Monday, August 6, 2007

Sharing the burdens

Child Care Tax Credit programs like the one being expanded by Bloomberg and Spitzer in New York City are just one of many examples of how entrenched the mentality of non-cooperation is in our country's political climate. I would absolutely rather have these programs than not have any public support available for Child Care. But like so much of our social service system, they recognize the need for assistance in fulfilling social roles as a deviation from the 'norm' of functional citizenship. This statement typifies the mentality:

"Access to quality childcare in New York City has become cost prohibitive for
far too many families," said Governor Spitzer. "The Child Care Tax Credit will
support struggling low-income families who are currently forced to trade off
child care costs against other important priorities such as the chance to work,
put food on the table and pay health care costs. At the same time, this law
addresses the needs of young children in these families by helping them gain
access to the quality care and early learning needed to succeed. "

What is objectionable in this is mainfestly not that it offers support to poor families. But I do find it troubling that the program only applies to poor families. Difficult decisions in balancing work and home lives affect all families. Certainly, their stakes are much higher for the poorest people in this country. But recognizing that raising the next generation is a crucially important endeavor to be taken up by asociety rather than by isolated units defined by their position in the housing market, we ought to be willing to extend the structures of social report to all caregivers. The status quo stigamtizes social assistance by associating it with a failure to meet responsibilites. That a caregiver has to turn to child care services is supposed to signify an inability to do the work that a responsible family unit could manage on its own. Programs like these show that we may be willing to forgive these breaches of social obligation when there is a good "excuse" - like poverty - but the general expectation is that most people can and should be doing this work on their own.
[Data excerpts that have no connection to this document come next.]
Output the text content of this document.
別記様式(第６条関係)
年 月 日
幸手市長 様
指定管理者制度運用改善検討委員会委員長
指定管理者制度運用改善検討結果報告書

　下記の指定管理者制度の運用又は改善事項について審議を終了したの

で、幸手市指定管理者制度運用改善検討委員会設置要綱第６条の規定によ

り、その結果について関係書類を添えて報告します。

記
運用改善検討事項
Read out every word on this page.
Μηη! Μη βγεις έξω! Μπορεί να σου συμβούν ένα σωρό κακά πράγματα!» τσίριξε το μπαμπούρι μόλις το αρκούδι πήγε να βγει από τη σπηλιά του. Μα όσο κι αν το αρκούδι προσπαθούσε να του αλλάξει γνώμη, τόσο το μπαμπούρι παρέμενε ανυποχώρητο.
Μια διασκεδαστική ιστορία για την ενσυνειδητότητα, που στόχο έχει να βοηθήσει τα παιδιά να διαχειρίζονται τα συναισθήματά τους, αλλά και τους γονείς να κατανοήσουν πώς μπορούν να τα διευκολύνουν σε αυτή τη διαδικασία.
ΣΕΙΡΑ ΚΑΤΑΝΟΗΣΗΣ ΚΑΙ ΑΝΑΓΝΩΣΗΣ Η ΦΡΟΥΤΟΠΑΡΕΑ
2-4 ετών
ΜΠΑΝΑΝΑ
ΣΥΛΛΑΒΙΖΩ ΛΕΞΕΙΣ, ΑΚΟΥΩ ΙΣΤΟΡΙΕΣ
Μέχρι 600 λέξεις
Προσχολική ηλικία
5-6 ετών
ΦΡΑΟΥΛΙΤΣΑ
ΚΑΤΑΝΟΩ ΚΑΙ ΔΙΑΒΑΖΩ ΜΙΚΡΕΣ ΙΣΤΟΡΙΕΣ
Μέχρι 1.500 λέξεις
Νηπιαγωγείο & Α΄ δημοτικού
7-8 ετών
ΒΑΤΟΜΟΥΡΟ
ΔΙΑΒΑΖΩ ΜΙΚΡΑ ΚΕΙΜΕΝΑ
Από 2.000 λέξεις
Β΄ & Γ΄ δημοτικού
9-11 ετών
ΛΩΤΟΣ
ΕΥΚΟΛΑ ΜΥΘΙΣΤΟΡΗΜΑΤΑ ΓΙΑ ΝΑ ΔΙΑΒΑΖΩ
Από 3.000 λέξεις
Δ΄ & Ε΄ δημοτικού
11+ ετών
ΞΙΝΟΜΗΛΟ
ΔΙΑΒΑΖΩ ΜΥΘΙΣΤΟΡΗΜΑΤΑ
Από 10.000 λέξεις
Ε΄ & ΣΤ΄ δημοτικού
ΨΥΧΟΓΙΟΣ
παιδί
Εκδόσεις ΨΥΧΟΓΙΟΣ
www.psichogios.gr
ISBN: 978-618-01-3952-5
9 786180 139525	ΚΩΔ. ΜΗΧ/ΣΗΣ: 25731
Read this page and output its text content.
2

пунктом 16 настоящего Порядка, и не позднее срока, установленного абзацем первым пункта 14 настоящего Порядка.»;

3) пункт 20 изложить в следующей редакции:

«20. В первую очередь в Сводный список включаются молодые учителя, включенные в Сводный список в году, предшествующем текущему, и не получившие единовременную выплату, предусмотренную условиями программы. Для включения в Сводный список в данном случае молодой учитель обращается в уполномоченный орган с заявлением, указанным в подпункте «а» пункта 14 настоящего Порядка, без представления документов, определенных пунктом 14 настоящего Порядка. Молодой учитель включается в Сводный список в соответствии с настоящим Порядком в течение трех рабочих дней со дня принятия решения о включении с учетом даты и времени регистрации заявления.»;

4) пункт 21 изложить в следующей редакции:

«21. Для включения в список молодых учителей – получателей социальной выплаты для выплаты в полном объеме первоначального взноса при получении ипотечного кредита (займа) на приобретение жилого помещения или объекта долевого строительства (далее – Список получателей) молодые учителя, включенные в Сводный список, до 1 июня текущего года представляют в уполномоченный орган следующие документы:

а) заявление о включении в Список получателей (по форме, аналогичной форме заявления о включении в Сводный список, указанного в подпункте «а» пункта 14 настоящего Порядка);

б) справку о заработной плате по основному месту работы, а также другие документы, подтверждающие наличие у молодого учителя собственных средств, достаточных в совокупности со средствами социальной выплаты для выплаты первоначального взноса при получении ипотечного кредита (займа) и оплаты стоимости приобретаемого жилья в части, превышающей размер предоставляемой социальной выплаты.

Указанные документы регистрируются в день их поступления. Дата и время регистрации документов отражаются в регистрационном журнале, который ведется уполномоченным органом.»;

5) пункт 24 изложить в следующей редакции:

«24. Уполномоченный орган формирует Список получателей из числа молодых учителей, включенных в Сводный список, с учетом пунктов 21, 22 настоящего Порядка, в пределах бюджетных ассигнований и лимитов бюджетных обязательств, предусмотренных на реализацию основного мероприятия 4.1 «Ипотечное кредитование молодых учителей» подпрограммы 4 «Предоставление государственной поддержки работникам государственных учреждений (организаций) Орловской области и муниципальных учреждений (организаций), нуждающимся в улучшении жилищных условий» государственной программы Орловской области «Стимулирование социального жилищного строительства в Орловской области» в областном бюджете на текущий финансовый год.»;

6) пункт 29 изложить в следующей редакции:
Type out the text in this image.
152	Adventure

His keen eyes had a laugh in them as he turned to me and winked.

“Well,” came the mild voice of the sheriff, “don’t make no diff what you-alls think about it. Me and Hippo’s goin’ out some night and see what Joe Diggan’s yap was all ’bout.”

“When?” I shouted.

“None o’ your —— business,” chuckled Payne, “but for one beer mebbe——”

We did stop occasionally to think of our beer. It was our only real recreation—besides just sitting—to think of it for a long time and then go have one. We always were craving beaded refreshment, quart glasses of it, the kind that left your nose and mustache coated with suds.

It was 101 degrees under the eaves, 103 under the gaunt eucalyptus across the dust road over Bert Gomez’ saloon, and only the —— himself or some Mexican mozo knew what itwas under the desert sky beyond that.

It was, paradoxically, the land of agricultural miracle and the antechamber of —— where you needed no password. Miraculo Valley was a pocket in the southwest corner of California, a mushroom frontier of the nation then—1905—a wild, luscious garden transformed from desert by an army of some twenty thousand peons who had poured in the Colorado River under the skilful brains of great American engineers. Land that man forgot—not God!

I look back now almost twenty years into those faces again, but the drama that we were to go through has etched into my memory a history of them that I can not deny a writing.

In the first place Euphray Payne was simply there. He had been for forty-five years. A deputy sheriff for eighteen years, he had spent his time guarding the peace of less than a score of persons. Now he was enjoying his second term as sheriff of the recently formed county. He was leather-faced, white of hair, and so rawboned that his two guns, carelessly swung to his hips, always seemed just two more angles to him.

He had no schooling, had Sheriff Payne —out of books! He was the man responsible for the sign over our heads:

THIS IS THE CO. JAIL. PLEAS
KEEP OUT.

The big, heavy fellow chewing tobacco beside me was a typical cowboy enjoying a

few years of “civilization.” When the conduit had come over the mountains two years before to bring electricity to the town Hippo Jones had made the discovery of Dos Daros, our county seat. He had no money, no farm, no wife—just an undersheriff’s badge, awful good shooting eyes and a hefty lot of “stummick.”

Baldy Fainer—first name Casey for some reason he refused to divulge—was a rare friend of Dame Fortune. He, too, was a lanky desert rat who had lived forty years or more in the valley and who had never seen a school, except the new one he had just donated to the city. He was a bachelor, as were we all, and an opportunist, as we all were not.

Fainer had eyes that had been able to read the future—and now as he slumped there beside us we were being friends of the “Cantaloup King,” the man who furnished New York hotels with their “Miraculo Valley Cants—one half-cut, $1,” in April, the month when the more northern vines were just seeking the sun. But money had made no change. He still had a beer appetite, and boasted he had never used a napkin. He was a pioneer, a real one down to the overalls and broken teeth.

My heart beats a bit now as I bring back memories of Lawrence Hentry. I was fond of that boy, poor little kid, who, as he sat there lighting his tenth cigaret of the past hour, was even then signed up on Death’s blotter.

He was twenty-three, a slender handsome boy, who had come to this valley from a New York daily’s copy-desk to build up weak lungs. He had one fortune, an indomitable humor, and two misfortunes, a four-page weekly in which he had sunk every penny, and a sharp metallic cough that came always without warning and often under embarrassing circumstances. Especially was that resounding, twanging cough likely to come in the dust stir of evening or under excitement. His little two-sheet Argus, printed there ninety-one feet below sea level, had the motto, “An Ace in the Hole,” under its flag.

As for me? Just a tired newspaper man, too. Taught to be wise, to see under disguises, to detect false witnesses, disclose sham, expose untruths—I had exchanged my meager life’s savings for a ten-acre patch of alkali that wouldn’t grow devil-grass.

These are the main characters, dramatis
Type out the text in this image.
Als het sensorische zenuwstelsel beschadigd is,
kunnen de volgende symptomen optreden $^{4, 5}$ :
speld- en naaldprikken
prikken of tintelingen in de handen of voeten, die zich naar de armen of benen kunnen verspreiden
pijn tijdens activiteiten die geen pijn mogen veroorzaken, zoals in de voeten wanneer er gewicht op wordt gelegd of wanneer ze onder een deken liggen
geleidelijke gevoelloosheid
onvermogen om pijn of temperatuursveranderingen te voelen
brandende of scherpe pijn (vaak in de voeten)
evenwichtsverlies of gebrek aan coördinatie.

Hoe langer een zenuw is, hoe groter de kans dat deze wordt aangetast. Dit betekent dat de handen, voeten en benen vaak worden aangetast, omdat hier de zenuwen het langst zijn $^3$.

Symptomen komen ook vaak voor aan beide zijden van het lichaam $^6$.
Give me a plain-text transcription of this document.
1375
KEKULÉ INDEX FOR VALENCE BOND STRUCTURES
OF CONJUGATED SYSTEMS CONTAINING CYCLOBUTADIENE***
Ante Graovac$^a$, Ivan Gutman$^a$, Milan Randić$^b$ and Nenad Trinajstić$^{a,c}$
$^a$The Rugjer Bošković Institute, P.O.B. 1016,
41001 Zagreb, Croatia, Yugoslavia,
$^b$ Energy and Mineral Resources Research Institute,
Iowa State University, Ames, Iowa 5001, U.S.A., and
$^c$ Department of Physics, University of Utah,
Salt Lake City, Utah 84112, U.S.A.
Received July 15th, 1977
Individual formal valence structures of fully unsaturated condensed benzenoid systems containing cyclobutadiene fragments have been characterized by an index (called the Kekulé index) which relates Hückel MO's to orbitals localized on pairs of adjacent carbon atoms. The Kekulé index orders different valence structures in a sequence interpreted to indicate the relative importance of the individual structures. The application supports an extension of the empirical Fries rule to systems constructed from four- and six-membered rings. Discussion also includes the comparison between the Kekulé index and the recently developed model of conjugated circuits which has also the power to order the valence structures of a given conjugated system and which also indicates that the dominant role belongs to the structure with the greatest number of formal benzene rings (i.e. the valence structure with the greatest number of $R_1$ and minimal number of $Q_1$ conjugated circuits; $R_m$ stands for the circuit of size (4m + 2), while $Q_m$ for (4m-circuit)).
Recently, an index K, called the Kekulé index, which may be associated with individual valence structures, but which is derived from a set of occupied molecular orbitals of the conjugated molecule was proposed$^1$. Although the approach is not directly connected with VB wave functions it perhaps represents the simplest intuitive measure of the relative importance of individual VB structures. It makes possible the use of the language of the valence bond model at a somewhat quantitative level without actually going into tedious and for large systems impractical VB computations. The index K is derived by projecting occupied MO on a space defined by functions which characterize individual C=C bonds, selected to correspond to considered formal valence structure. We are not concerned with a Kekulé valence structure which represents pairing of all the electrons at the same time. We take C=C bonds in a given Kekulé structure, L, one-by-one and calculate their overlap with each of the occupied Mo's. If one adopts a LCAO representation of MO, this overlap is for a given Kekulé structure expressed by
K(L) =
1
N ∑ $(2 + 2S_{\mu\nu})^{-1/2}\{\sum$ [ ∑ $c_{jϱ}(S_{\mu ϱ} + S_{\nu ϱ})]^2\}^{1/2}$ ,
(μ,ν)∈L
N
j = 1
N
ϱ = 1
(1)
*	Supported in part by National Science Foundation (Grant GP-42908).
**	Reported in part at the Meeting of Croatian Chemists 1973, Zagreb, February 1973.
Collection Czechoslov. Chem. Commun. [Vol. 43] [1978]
In Why Social Justice Matters Brian Barry extends a similar argument to disability payments. These allowances are made in recognition of the difficulties faced by people who must take on the challenges of social life despite mental or physical handicaps. That a person with an extraordinarily high income might still be better off in most ways than an "able" person of a lower class is immaterial. People should not be penalized for morally arbitrary qualities, society should support the offsetting of any hindrances to full participation. Any recognition of the relativele privileges of the upper-class disabled person would, in a just society, be recognized through her or his participation in a progressive tax regime, not by ommitting her or him from an important social service. I think the same should be true of child care credits. Having a child may not be morally arbitrary in the same way that being born with or later acquiring a disability is. But having children does hinder autonomy in career-paths, political participation and other time-intesive arenas of human life. And whether they are partnered or not, women invariably end up doing most of the work of childcare. A great and overlooked source of de facto sex discrimination is the expectation that when a family must make sacrifices in personal freedom and lifestyle to do the work of child raising, those sacrifices tend to be asked of women, who have been socialized to accept those burdens. The more socialized child care becomes, the more it would be possible - whether by taxation or other means - to demand that men carry a proportionate amount of child care's burden.

In any event, the credit should recognize the value and difficulty of the work being done not the relative capacity of the person to perform the task. This frame certainly takes amore cooperative tact to family life than most Americans are willing to recognize, and indeed to morality generally by moving towards a system in which the only obligations which we can confer upon others are those which we are willing toadopt mutually. The family has, in many respects, come to be portrayed as a self-sustaining social atom. There are so many romanticized depictions of families struggling through adversity that we tend to expect that a dedicated and loving family can do just that, regardless of the support structures in place. In the end its a fiction as deceptive and politically specious as the "by-the-bootstraps" blustering of social conservatives. Our policies should not be in the business of reinforcing fiction, rather they should be carefully designed to reflect the day to day struggles of people working hard across the country to provide care where it is needed.